The two active Japanese issuers are considered pioneers but with the implementation of a legal framework “I’d expect new issuers to show up,” says Frederik Kunze, covered bond analyst at NordLB research.
Investors that NordLB has spoken to think covered bond regulation in Japan could result in a 5bp-7bp tightening in the paper, “which will bring them closer to Singapore,” says da Silva.
This could be incentive enough to cajole Japan’s two other mega-banks, Mizuho Financial Group and Mitsubishi UFJ Financial Group, to consider issuing. Several other medium sized financial institutions are also understood to be eyeing covered bond issues but would not be persuaded to do so without a law.
But, if that were to happen, Japan would undoubtedly have the most growth potential, underscored by its enormous mortgage market, which at $1.5tr as of 2021, dwarfed Singapore’s market of just $45bn. Perhaps not surprisingly, Kunze says Japan has “much bigger issuance potential than Singapore”.
A range of Asian emerging markets are also monitoring developments and might set up covered bond regimes. But whether they would naturally deploy mortgages as the most fitting asset remains to be seen.
For some developing markets, funnelling funding into small and medium sized enterprises could be the most pressing concern. And for this, the European Secured Note (ESN) would provide the most natural fit says Chen at DBS.
“If we want to preserve the regulatory position of covered bonds under Basel rules and national laws, then having an ESN applicable global framework for emerging market jurisdictions may make sense as issuers in these regions may not necessarily want to use mortgage collateral,” he says.
ESN investors have recourse to a broader pool of asset types that are not eligible under the CRR definition of a covered bond.
Siefert agrees that emerging market central banks and regulatory authorities may see the benefit of dual recourse instruments, even if it is only used for central bank funding retained on an issuer’s balance sheet and used as a precautionary liquidity backstop.
Having the covered bond programmes and financial architecture in place would also be good for borrowers and in the long run as they could eventually deploy issuance “into the capital markets when the economics make sense,” says Seifert.
China’s opportunity
Provided there is a clear benefit for banks and other stakeholders, LBBW’s Han expects China to set up a regulatory regime for covered bonds and ESNs. These funding tools may offer Chinese banks “a unique opportunity to further expand and develop in the future,” he says.

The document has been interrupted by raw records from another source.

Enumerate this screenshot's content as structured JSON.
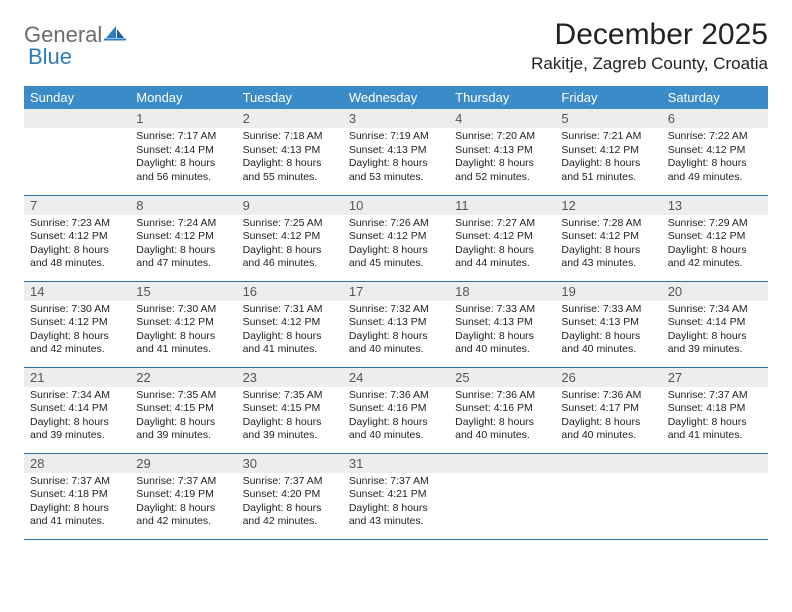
{
  "logo": {
    "text1": "General",
    "text2": "Blue"
  },
  "title": "December 2025",
  "location": "Rakitje, Zagreb County, Croatia",
  "weekdays": [
    "Sunday",
    "Monday",
    "Tuesday",
    "Wednesday",
    "Thursday",
    "Friday",
    "Saturday"
  ],
  "colors": {
    "header_bg": "#3b8bc9",
    "header_text": "#ffffff",
    "daynum_bg": "#ededed",
    "row_divider": "#2e6fa8",
    "logo_gray": "#6b6b6b",
    "logo_blue": "#2e7cc0"
  },
  "weeks": [
    [
      null,
      {
        "n": "1",
        "sr": "7:17 AM",
        "ss": "4:14 PM",
        "dl": "8 hours and 56 minutes."
      },
      {
        "n": "2",
        "sr": "7:18 AM",
        "ss": "4:13 PM",
        "dl": "8 hours and 55 minutes."
      },
      {
        "n": "3",
        "sr": "7:19 AM",
        "ss": "4:13 PM",
        "dl": "8 hours and 53 minutes."
      },
      {
        "n": "4",
        "sr": "7:20 AM",
        "ss": "4:13 PM",
        "dl": "8 hours and 52 minutes."
      },
      {
        "n": "5",
        "sr": "7:21 AM",
        "ss": "4:12 PM",
        "dl": "8 hours and 51 minutes."
      },
      {
        "n": "6",
        "sr": "7:22 AM",
        "ss": "4:12 PM",
        "dl": "8 hours and 49 minutes."
      }
    ],
    [
      {
        "n": "7",
        "sr": "7:23 AM",
        "ss": "4:12 PM",
        "dl": "8 hours and 48 minutes."
      },
      {
        "n": "8",
        "sr": "7:24 AM",
        "ss": "4:12 PM",
        "dl": "8 hours and 47 minutes."
      },
      {
        "n": "9",
        "sr": "7:25 AM",
        "ss": "4:12 PM",
        "dl": "8 hours and 46 minutes."
      },
      {
        "n": "10",
        "sr": "7:26 AM",
        "ss": "4:12 PM",
        "dl": "8 hours and 45 minutes."
      },
      {
        "n": "11",
        "sr": "7:27 AM",
        "ss": "4:12 PM",
        "dl": "8 hours and 44 minutes."
      },
      {
        "n": "12",
        "sr": "7:28 AM",
        "ss": "4:12 PM",
        "dl": "8 hours and 43 minutes."
      },
      {
        "n": "13",
        "sr": "7:29 AM",
        "ss": "4:12 PM",
        "dl": "8 hours and 42 minutes."
      }
    ],
    [
      {
        "n": "14",
        "sr": "7:30 AM",
        "ss": "4:12 PM",
        "dl": "8 hours and 42 minutes."
      },
      {
        "n": "15",
        "sr": "7:30 AM",
        "ss": "4:12 PM",
        "dl": "8 hours and 41 minutes."
      },
      {
        "n": "16",
        "sr": "7:31 AM",
        "ss": "4:12 PM",
        "dl": "8 hours and 41 minutes."
      },
      {
        "n": "17",
        "sr": "7:32 AM",
        "ss": "4:13 PM",
        "dl": "8 hours and 40 minutes."
      },
      {
        "n": "18",
        "sr": "7:33 AM",
        "ss": "4:13 PM",
        "dl": "8 hours and 40 minutes."
      },
      {
        "n": "19",
        "sr": "7:33 AM",
        "ss": "4:13 PM",
        "dl": "8 hours and 40 minutes."
      },
      {
        "n": "20",
        "sr": "7:34 AM",
        "ss": "4:14 PM",
        "dl": "8 hours and 39 minutes."
      }
    ],
    [
      {
        "n": "21",
        "sr": "7:34 AM",
        "ss": "4:14 PM",
        "dl": "8 hours and 39 minutes."
      },
      {
        "n": "22",
        "sr": "7:35 AM",
        "ss": "4:15 PM",
        "dl": "8 hours and 39 minutes."
      },
      {
        "n": "23",
        "sr": "7:35 AM",
        "ss": "4:15 PM",
        "dl": "8 hours and 39 minutes."
      },
      {
        "n": "24",
        "sr": "7:36 AM",
        "ss": "4:16 PM",
        "dl": "8 hours and 40 minutes."
      },
      {
        "n": "25",
        "sr": "7:36 AM",
        "ss": "4:16 PM",
        "dl": "8 hours and 40 minutes."
      },
      {
        "n": "26",
        "sr": "7:36 AM",
        "ss": "4:17 PM",
        "dl": "8 hours and 40 minutes."
      },
      {
        "n": "27",
        "sr": "7:37 AM",
        "ss": "4:18 PM",
        "dl": "8 hours and 41 minutes."
      }
    ],
    [
      {
        "n": "28",
        "sr": "7:37 AM",
        "ss": "4:18 PM",
        "dl": "8 hours and 41 minutes."
      },
      {
        "n": "29",
        "sr": "7:37 AM",
        "ss": "4:19 PM",
        "dl": "8 hours and 42 minutes."
      },
      {
        "n": "30",
        "sr": "7:37 AM",
        "ss": "4:20 PM",
        "dl": "8 hours and 42 minutes."
      },
      {
        "n": "31",
        "sr": "7:37 AM",
        "ss": "4:21 PM",
        "dl": "8 hours and 43 minutes."
      },
      null,
      null,
      null
    ]
  ]
}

But Han is less optimistic about the prospects for Malaysia, which has a strong Sukuk market in ringit that delivers cheaper funding than offshore issuance. Although Malaysian banks have been considering covered bonds for some time, there has been no result so far.

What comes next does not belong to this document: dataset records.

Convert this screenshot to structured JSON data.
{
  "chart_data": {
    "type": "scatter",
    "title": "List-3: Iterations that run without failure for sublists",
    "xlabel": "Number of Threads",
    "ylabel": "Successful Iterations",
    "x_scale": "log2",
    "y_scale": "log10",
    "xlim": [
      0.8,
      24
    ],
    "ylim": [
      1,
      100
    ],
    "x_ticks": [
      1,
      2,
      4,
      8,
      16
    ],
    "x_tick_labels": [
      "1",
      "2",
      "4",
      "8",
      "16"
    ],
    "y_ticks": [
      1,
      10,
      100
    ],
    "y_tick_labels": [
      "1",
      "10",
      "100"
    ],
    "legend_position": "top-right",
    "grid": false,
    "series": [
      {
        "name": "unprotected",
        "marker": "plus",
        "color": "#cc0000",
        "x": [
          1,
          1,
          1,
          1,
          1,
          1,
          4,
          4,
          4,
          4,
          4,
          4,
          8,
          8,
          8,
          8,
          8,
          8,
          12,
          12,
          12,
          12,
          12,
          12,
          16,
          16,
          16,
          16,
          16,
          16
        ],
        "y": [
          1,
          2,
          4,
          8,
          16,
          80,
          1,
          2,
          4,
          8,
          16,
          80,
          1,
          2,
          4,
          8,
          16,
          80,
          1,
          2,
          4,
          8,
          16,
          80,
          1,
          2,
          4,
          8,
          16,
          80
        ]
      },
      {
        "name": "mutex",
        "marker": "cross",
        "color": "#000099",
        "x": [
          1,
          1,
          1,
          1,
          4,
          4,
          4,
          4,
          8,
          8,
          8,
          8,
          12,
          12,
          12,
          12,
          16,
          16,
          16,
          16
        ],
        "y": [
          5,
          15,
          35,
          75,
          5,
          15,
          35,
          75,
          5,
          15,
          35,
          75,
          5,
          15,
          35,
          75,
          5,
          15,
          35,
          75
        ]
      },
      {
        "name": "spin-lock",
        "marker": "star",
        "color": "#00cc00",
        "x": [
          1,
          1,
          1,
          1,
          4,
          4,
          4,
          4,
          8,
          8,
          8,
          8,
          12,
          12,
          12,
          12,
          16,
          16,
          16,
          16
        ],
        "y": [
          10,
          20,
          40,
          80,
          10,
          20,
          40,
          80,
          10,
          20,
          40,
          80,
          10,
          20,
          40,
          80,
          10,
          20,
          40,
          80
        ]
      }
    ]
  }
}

India has also developed a budding market for dual recourse instruments, which in many cases have been secured auto loans and are not therefore covered bonds under the all-important CRR definition. And with a triple-B sovereign rating, it is hard for investors to buy into India’s credit story immediately.
Nonetheless, with a strong and growing economy, India can be expected to develop and become more sophisticated “suggesting covered bonds and ESNs will be strong candidates for further discussion,” says Han.